648$ par mois, ça ne couvre même pas le coût moyen d'un logement pour une personne seule à Montréal. La moyenne est entre 550 et 600$. Ce montant ne permet même pas de pouvoir déménager et vivre dans un endroit adéquat où je pourrais prendre soin de moi. Je vis dans un logement médiocre et trop petit. Mon logement est mal isolé avec des murs tellement minces qu’on entend les bruits de la rue et du voisinage. Je demeure donc dans un logement qui m’occasionne plus de stress, me rendant physiquement encore plus malade. Je suis pris dans un cercle vicieux, étant donné que je n’ai pas les moyens de déménager.

Vous me direz qu’il existe des logements subventionnés. Mais, oublie ça de demander un logement social dans un délai respectable. Ils ont une méthode de pointage complexe. Même si tu obtiens un des points parce que tu es à faible revenu, ce n’est pas suffisant pour le recevoir immédiatement. Cela prend plusieurs années avant de pouvoir en avoir un.

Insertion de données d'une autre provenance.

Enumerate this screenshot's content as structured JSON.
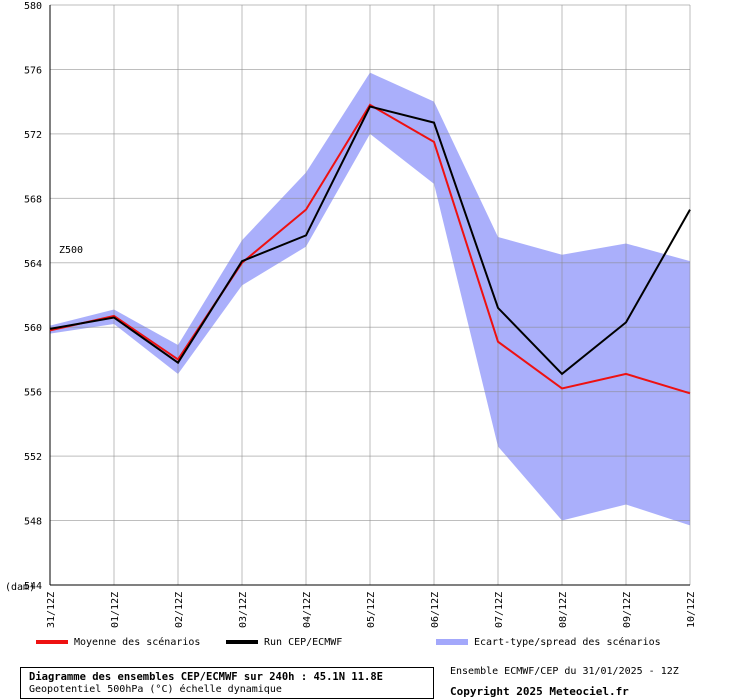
{
  "chart_data": {
    "type": "line",
    "title": "",
    "xlabel": "",
    "ylabel": "",
    "unit_label": "(dam)",
    "series_label": "Z500",
    "ylim": [
      544,
      580
    ],
    "yticks": [
      548,
      552,
      556,
      560,
      564,
      568,
      572,
      576,
      580
    ],
    "categories": [
      "31/12Z",
      "01/12Z",
      "02/12Z",
      "03/12Z",
      "04/12Z",
      "05/12Z",
      "06/12Z",
      "07/12Z",
      "08/12Z",
      "09/12Z",
      "10/12Z"
    ],
    "grid": true,
    "series": [
      {
        "name": "Moyenne des scénarios",
        "color": "#ee1111",
        "values": [
          559.8,
          560.7,
          558.0,
          564.0,
          567.3,
          573.8,
          571.5,
          559.1,
          556.2,
          557.1,
          555.9
        ]
      },
      {
        "name": "Run CEP/ECMWF",
        "color": "#000000",
        "values": [
          559.9,
          560.6,
          557.8,
          564.1,
          565.7,
          573.7,
          572.7,
          561.2,
          557.1,
          560.3,
          567.3
        ]
      }
    ],
    "band": {
      "name": "Ecart-type/spread des scénarios",
      "color": "#a3a8fb",
      "upper": [
        560.1,
        561.1,
        558.9,
        565.4,
        569.6,
        575.8,
        574.0,
        565.6,
        564.5,
        565.2,
        564.1
      ],
      "lower": [
        559.6,
        560.2,
        557.1,
        562.6,
        565.0,
        572.0,
        568.9,
        552.6,
        548.0,
        549.0,
        547.7
      ]
    }
  },
  "footer": {
    "title_line1": "Diagramme des ensembles CEP/ECMWF sur 240h : 45.1N 11.8E",
    "title_line2": "Geopotentiel 500hPa (°C) échelle dynamique",
    "info_line1": "Ensemble ECMWF/CEP du 31/01/2025 - 12Z",
    "info_line2": "Copyright 2025 Meteociel.fr"
  }
}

Est-ce que c'est ça la bonté de notre système d’aide sociale que d'être traité comme un moins que rien, comme un minable parasite qui demande la charité, parce que tu as de la difficulté à maintenir un emploi salarié à cause d’un problème de santé? Comme si la seule valeur qu'un humain a c'est sa force de travail pour qu’un autre s'enrichisse de ton travail.

Est-ce que j'ai choisi cette vie? Est-ce que je n'aurai pas préféré naître dans une famille bien nantie, avec une santé parfaite, une éducation optimale et d'avoir eu la capacité de faire de longues et prestigieuses études pour finir avec une carrière enrichissante tout le long de ma vie? Ça aurait été plus facile pour moi, mais la vie en a décidé autrement. Et le système a décidé qu'il était plus productif de m'écraser dans une pauvreté abjecte que de m'aider et me donner un minimum de qualité de vie...

Pour l’instant, je suis à l’étape de me battre pour faire reconnaître mes troubles de santé, afin de recevoir la solidarité sociale. J’ai trouvé du support pour mener ce combat. Mais, je continue à croire que c’est du temps mal investi pour moi et le système. Pourquoi avoir créé un régime si complexe? Je sais que cette situation est vécue par plusieurs autres personnes et c’est pour cette raison que je voulais dénoncer cette façon de faire.

 

Conclusion

Le CPAS trouve inacceptable de maintenir des gens dans une telle pauvreté et d’exercer un contrôle sur leur vie, sans reconnaître leurs limitations. Nous demandons la fin des catégories à l’aide sociale, le coût de la vie est le même pour touTEs que tu sois malade ou non. Il est urgent d’offrir la couverture des besoins essentiels pour toutes personnes sans emploi.